The Black-Scholes formula is the most common method traders use to calculate the value of the option. However, sensitivity remains a great concern to traders. If this resonates with you, options delta is the best solution for you. It is a greek that helps traders understand how the option value changes due to various changes.

Understanding Option Delta

Delta measures how option value is sensitive to variables such as interest rates, market prices, time to existent expiry, volatility, etc. It helps you understand how the option’s price will change in response to a given alteration in the underlying stock price.

According to Tastyrades, delta helps traders understand their directional exposure. You can also use it as a proxy to work out probability in-the-money (prob. ITM).

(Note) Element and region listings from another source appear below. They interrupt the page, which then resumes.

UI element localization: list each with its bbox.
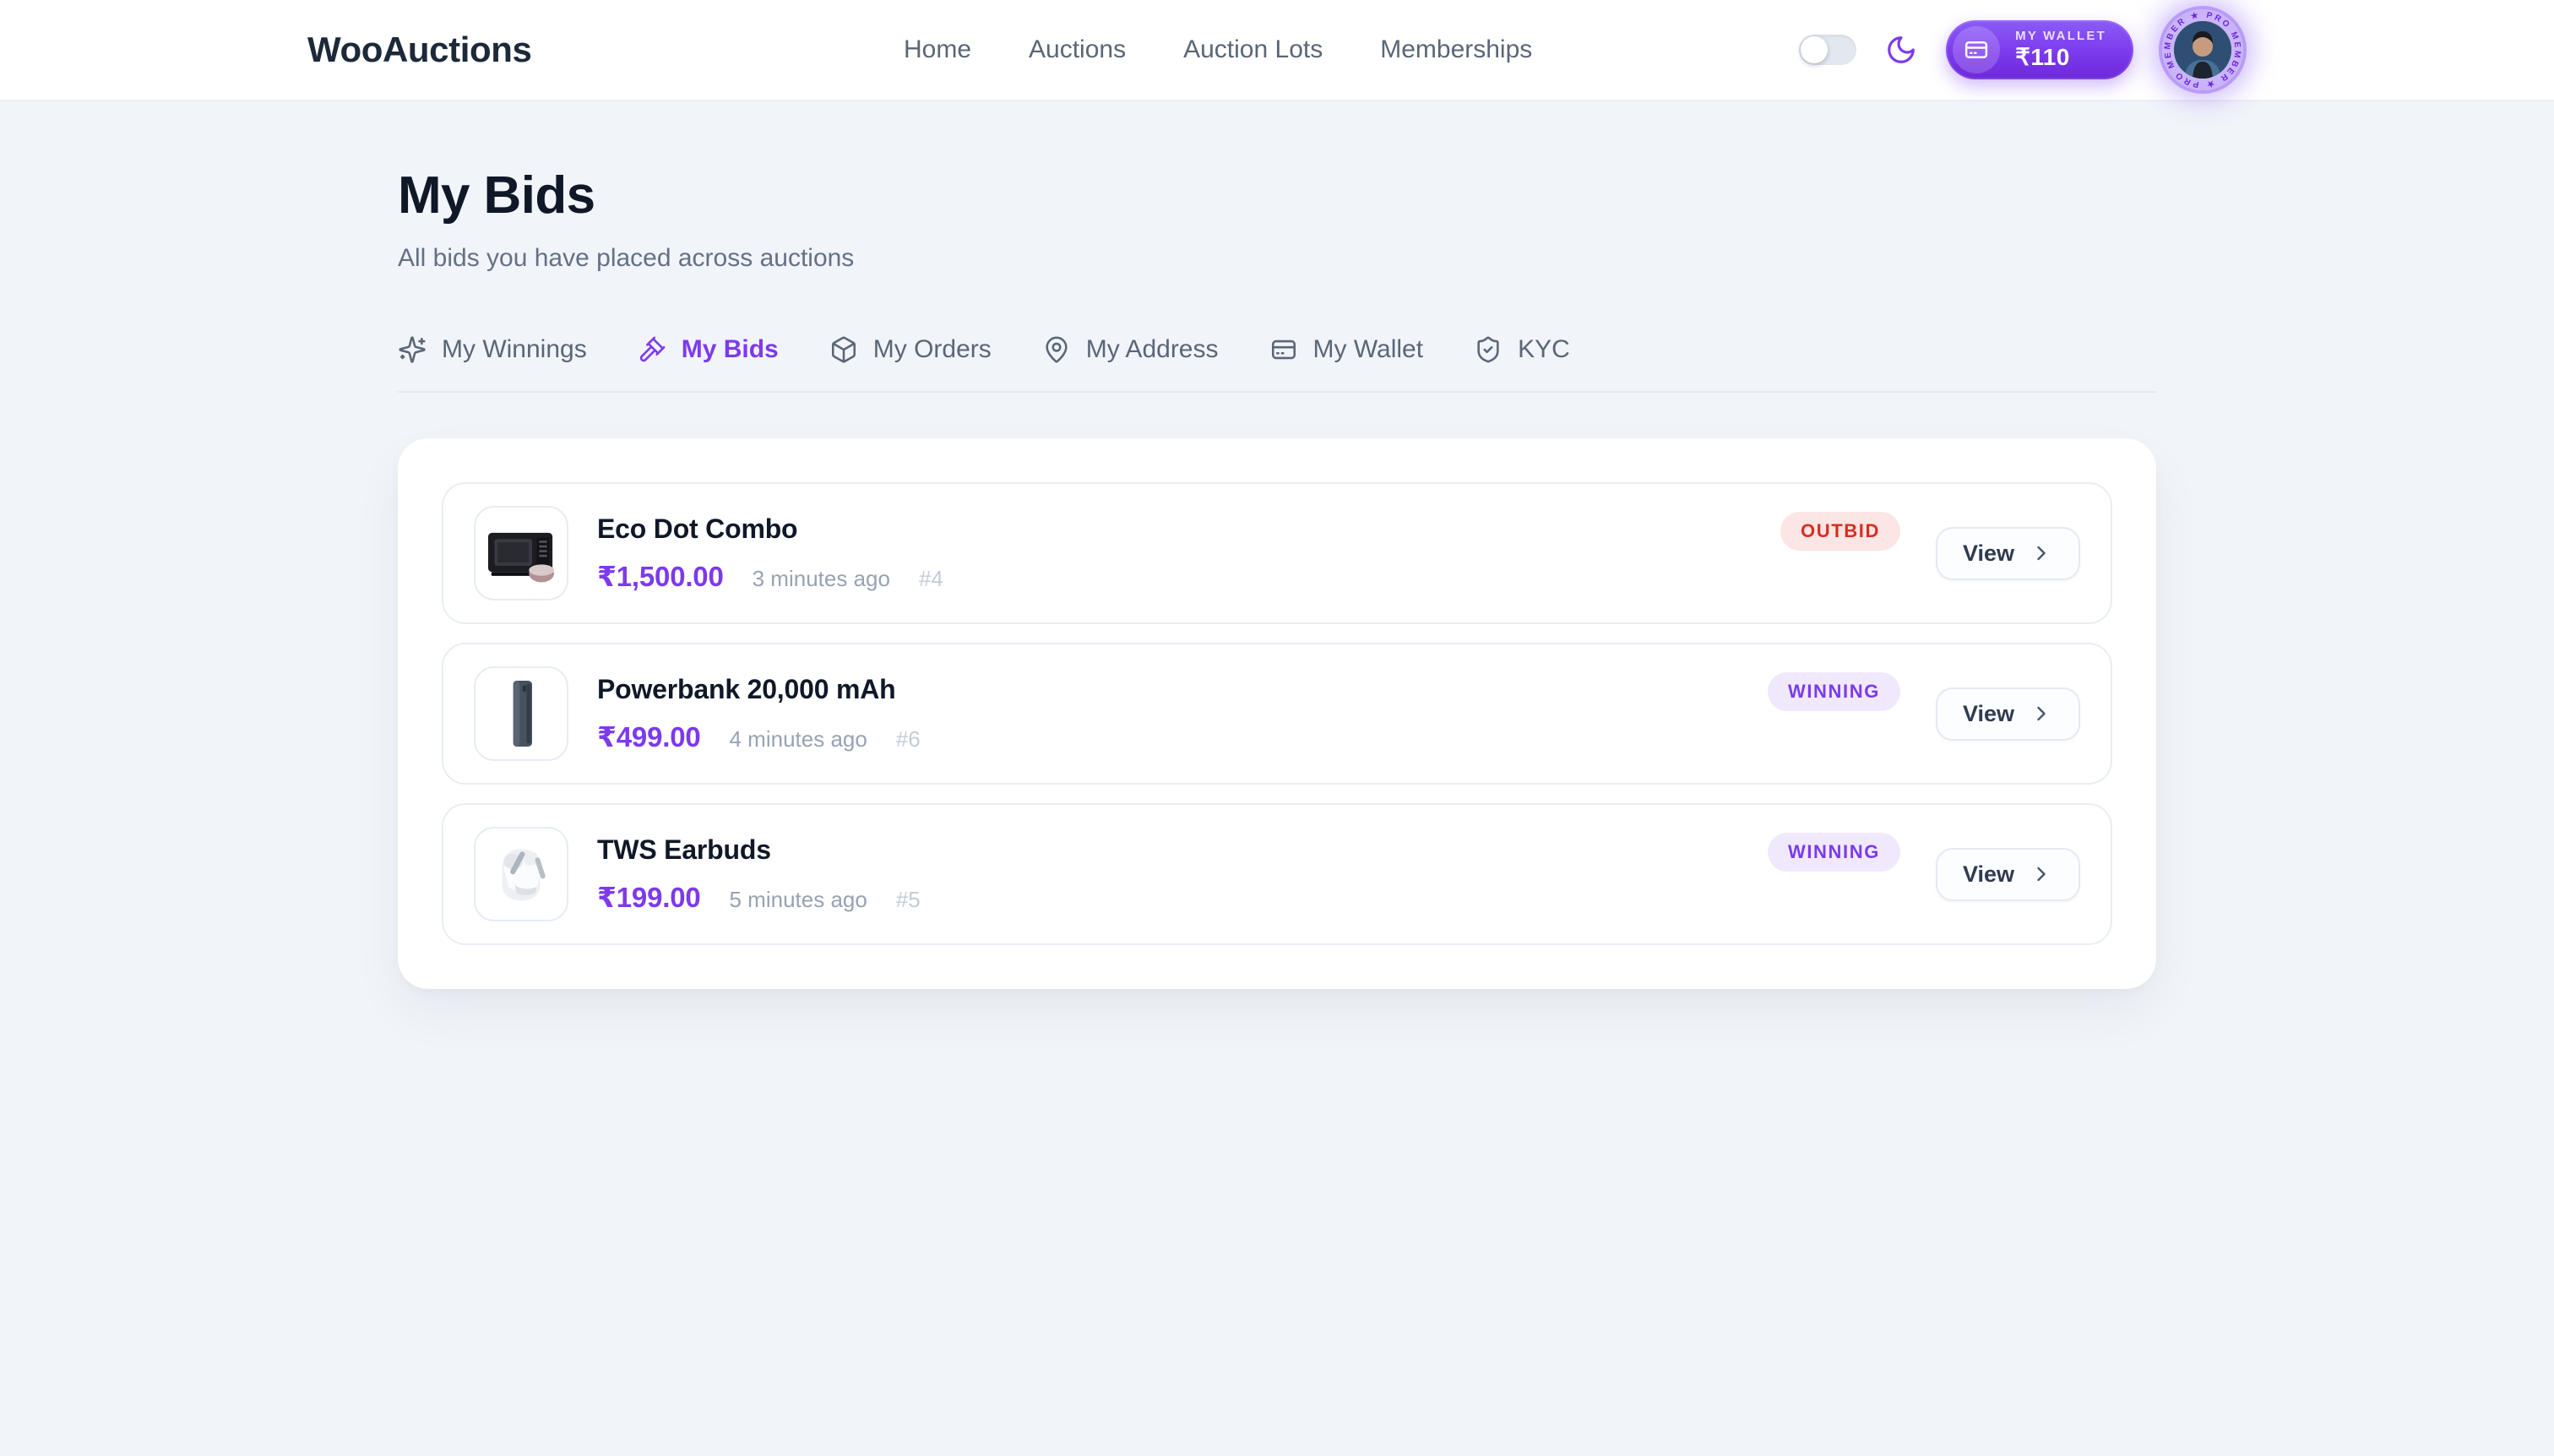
header-right: MY WALLET ₹110 <box>1799 9 2243 90</box>
product-thumbnail-earbuds <box>474 827 568 921</box>
bid-row-powerbank: Powerbank 20,000 mAh ₹499.00 4 minutes a… <box>442 643 2112 785</box>
bid-amount: ₹499.00 <box>597 720 701 753</box>
product-thumbnail-powerbank <box>474 666 568 761</box>
bid-row-tws-earbuds: TWS Earbuds ₹199.00 5 minutes ago #5 WIN… <box>442 803 2112 945</box>
bid-meta: ₹499.00 4 minutes ago #6 <box>597 720 921 753</box>
tab-kyc[interactable]: KYC <box>1474 335 1570 364</box>
bid-number: #5 <box>896 887 921 913</box>
bid-title: TWS Earbuds <box>597 834 921 866</box>
bid-amount: ₹1,500.00 <box>597 560 724 593</box>
page-title: My Bids <box>398 166 2156 225</box>
tab-my-winnings[interactable]: My Winnings <box>398 335 587 364</box>
moon-icon[interactable] <box>1885 34 1917 66</box>
view-button-label: View <box>1963 861 2014 888</box>
user-avatar[interactable]: PRO MEMBER ★ PRO MEMBER ★ <box>2162 9 2243 90</box>
bid-row-eco-dot-combo: Eco Dot Combo ₹1,500.00 3 minutes ago #4… <box>442 482 2112 624</box>
gavel-icon <box>638 335 666 364</box>
theme-toggle[interactable] <box>1799 35 1856 65</box>
status-badge-winning: WINNING <box>1768 672 1900 711</box>
bid-amount: ₹199.00 <box>597 881 701 914</box>
page-subtitle: All bids you have placed across auctions <box>398 244 2156 273</box>
tab-label: My Wallet <box>1313 335 1424 364</box>
header: WooAuctions Home Auctions Auction Lots M… <box>0 0 2554 101</box>
nav-auction-lots[interactable]: Auction Lots <box>1183 35 1323 64</box>
theme-toggle-knob <box>1801 36 1828 63</box>
bid-title: Eco Dot Combo <box>597 513 943 545</box>
status-badge-winning: WINNING <box>1768 833 1900 872</box>
chevron-right-icon <box>2030 702 2053 725</box>
bid-info: TWS Earbuds ₹199.00 5 minutes ago #5 <box>597 834 921 914</box>
bid-title: Powerbank 20,000 mAh <box>597 674 921 705</box>
bid-number: #4 <box>919 566 943 592</box>
bid-meta: ₹1,500.00 3 minutes ago #4 <box>597 560 943 593</box>
view-button[interactable]: View <box>1936 527 2080 580</box>
tab-my-bids[interactable]: My Bids <box>638 335 779 364</box>
nav-home[interactable]: Home <box>904 35 971 64</box>
view-button-label: View <box>1963 541 2014 567</box>
main-nav: Home Auctions Auction Lots Memberships <box>904 0 1532 100</box>
bid-info: Eco Dot Combo ₹1,500.00 3 minutes ago #4 <box>597 513 943 593</box>
bid-number: #6 <box>896 726 921 752</box>
wallet-text: MY WALLET ₹110 <box>2015 29 2106 70</box>
avatar-graphic: PRO MEMBER ★ PRO MEMBER ★ <box>2162 9 2243 90</box>
row-right: OUTBID View <box>1780 527 2080 580</box>
tab-label: KYC <box>1518 335 1570 364</box>
avatar-photo <box>2174 21 2231 79</box>
bid-time: 5 minutes ago <box>730 887 867 913</box>
wallet-amount: ₹110 <box>2015 44 2070 71</box>
tab-label: My Address <box>1086 335 1219 364</box>
tab-label: My Bids <box>682 335 779 364</box>
profile-tabs: My Winnings My Bids My Orders My Address <box>398 335 2156 393</box>
tab-label: My Winnings <box>442 335 587 364</box>
bid-meta: ₹199.00 5 minutes ago #5 <box>597 881 921 914</box>
nav-memberships[interactable]: Memberships <box>1380 35 1532 64</box>
sparkles-icon <box>398 335 427 364</box>
row-right: WINNING View <box>1768 848 2080 901</box>
bid-time: 3 minutes ago <box>753 566 890 592</box>
shield-check-icon <box>1474 335 1503 364</box>
app-root: WooAuctions Home Auctions Auction Lots M… <box>0 0 2554 1456</box>
bids-card: Eco Dot Combo ₹1,500.00 3 minutes ago #4… <box>398 438 2156 989</box>
product-thumbnail-microwave <box>474 506 568 600</box>
wallet-button[interactable]: MY WALLET ₹110 <box>1946 20 2133 79</box>
view-button-label: View <box>1963 701 2014 727</box>
map-pin-icon <box>1042 335 1071 364</box>
credit-card-icon <box>1953 26 2000 73</box>
row-right: WINNING View <box>1768 687 2080 741</box>
main-content: My Bids All bids you have placed across … <box>398 101 2156 989</box>
bid-time: 4 minutes ago <box>730 726 867 752</box>
tab-my-orders[interactable]: My Orders <box>829 335 992 364</box>
package-icon <box>829 335 858 364</box>
view-button[interactable]: View <box>1936 687 2080 741</box>
brand-logo[interactable]: WooAuctions <box>307 30 531 70</box>
chevron-right-icon <box>2030 541 2053 565</box>
chevron-right-icon <box>2030 862 2053 886</box>
tab-my-address[interactable]: My Address <box>1042 335 1219 364</box>
credit-card-icon <box>1269 335 1298 364</box>
tab-label: My Orders <box>873 335 992 364</box>
tab-my-wallet[interactable]: My Wallet <box>1269 335 1424 364</box>
nav-auctions[interactable]: Auctions <box>1029 35 1126 64</box>
view-button[interactable]: View <box>1936 848 2080 901</box>
status-badge-outbid: OUTBID <box>1780 512 1900 551</box>
bid-info: Powerbank 20,000 mAh ₹499.00 4 minutes a… <box>597 674 921 753</box>
wallet-label: MY WALLET <box>2015 29 2106 43</box>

Assume you’re focusing on a Reliance 1250 call option that expires by the end of December 2021. Delta will measure how this particular contract’s option price moves with the variations in the cost of the Reliance spot.

Typically, the delta is higher for an in-the-money call option and lower in the out-of-money call option. Thus, an option delta of a call option often varies from 0 to 1, while that of a put option will range from 0 to -1.

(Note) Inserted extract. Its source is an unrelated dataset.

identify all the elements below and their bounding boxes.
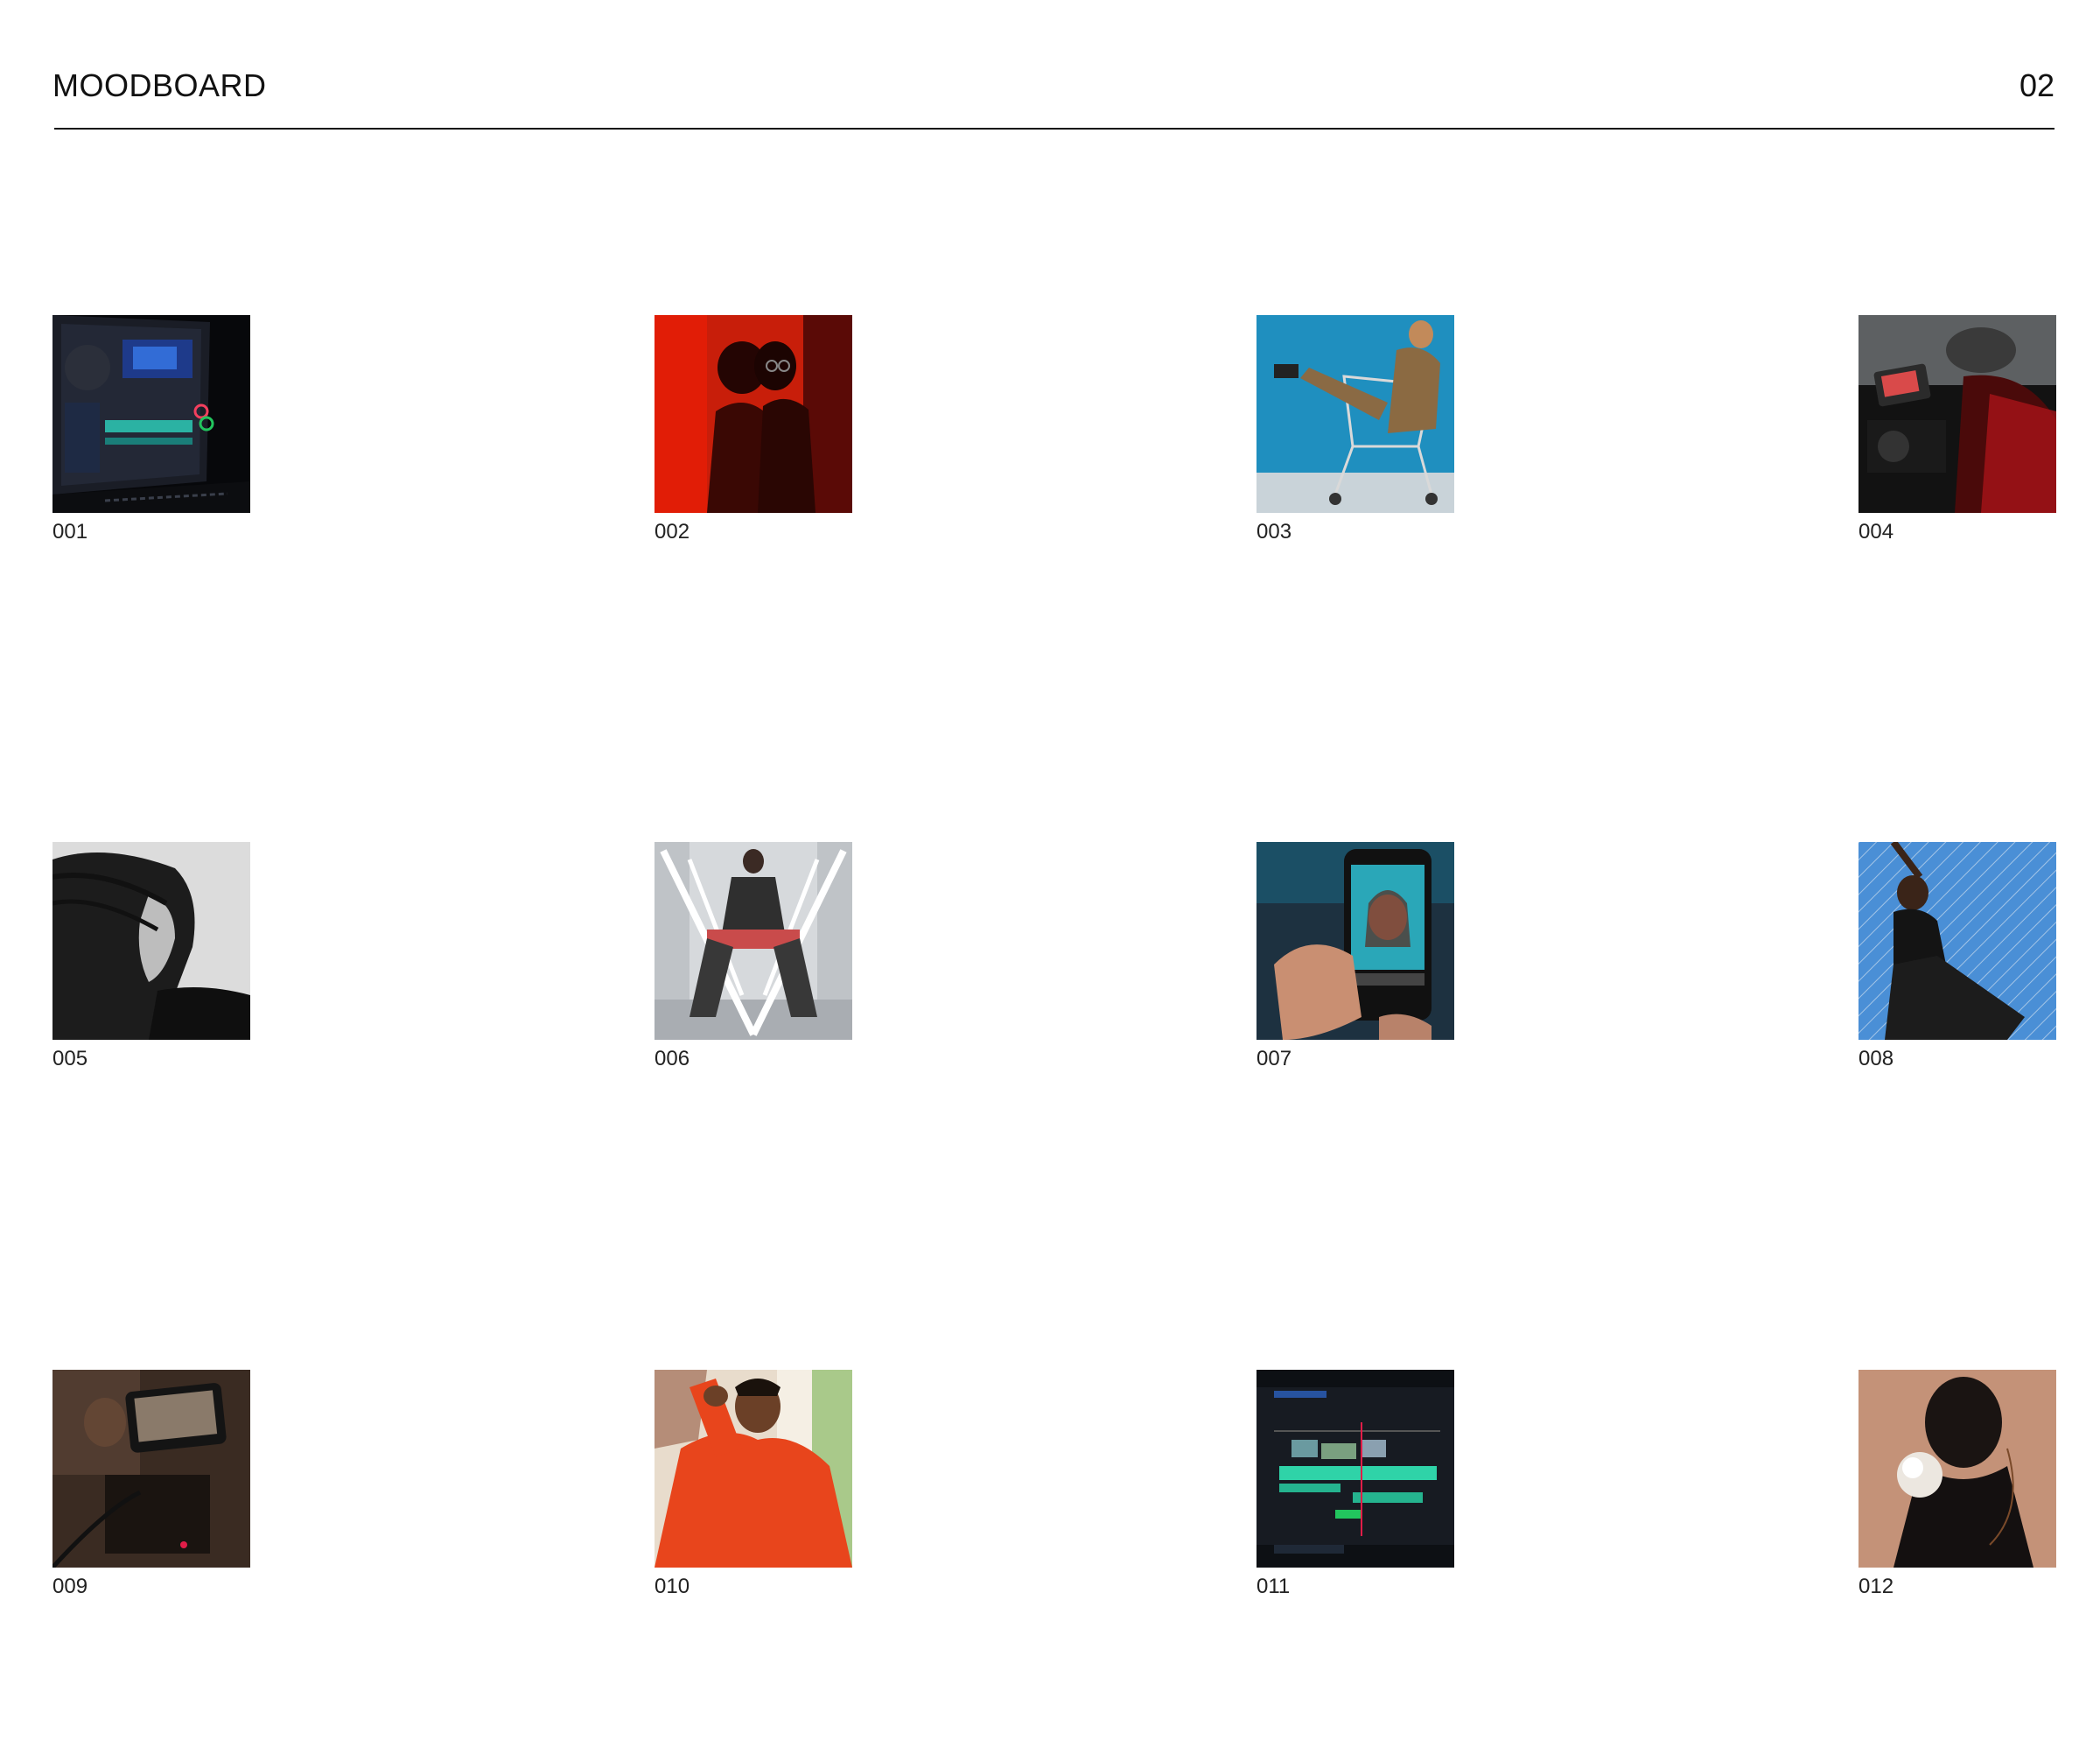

For example, a delta of 0.8 shows that if the RIL stock rises by $0.02, the price of the call option will go high by $0.016. On the other hand, a put option with a delta of -0.8 will decrease by $0.016 since they negatively relate to the stock price.

How traders can make sense of Delta for trading options

Applying the delta relationships can increase your awareness of how you can hedge the risks and the probability of expiring in the money.

Different traders apply varying scales for measuring option delta. While some operate on a scale of 0 to 1, others prefer using a 0-100 scale. As a result, a value of 0.8 on some scales will record 80 in others. However, the concept beneath all the rankings is the same.

What traders must necessarily know about Option Delta?

• Deltas show the probability of your option expiring in-the-money (ITM). That’s why the delta of a deep ITM option is often close to 1, deep OTM approaching 0, and those of at-the-money (ATM) options always around 0.5 (indicating a 50-50 chance).

• Deltas always keep changing depending on factors such as volatility, interest rates, and maturity time.

• A rise in the stock price is always positive to call options but negative to put options.

• A positive delta indicates that you’re long on the market, while a negative delta shows you’re short on the market.

How can traders use delta for hedging their risk?

Delta hedging offsets long and short positions, reducing the risk of price variations in the underlying asset. For instance, if you hold a call option with a 0.50 delta, plus a put option with a -0.50, your net delta of the position becomes zero. And straddles typically have a zero delta.

Similarly, you can also do delta hedging with stocks and options. For instance, if the stock’s lot size is 1,000 shares, and you’re holding a call option delta of 0.90, selling 900 shares of the stock can help you hedge one lot of the call options flawlessly.

Delta is an essential greek to every trader. As a result, it pays to study how it works and apply to your trading.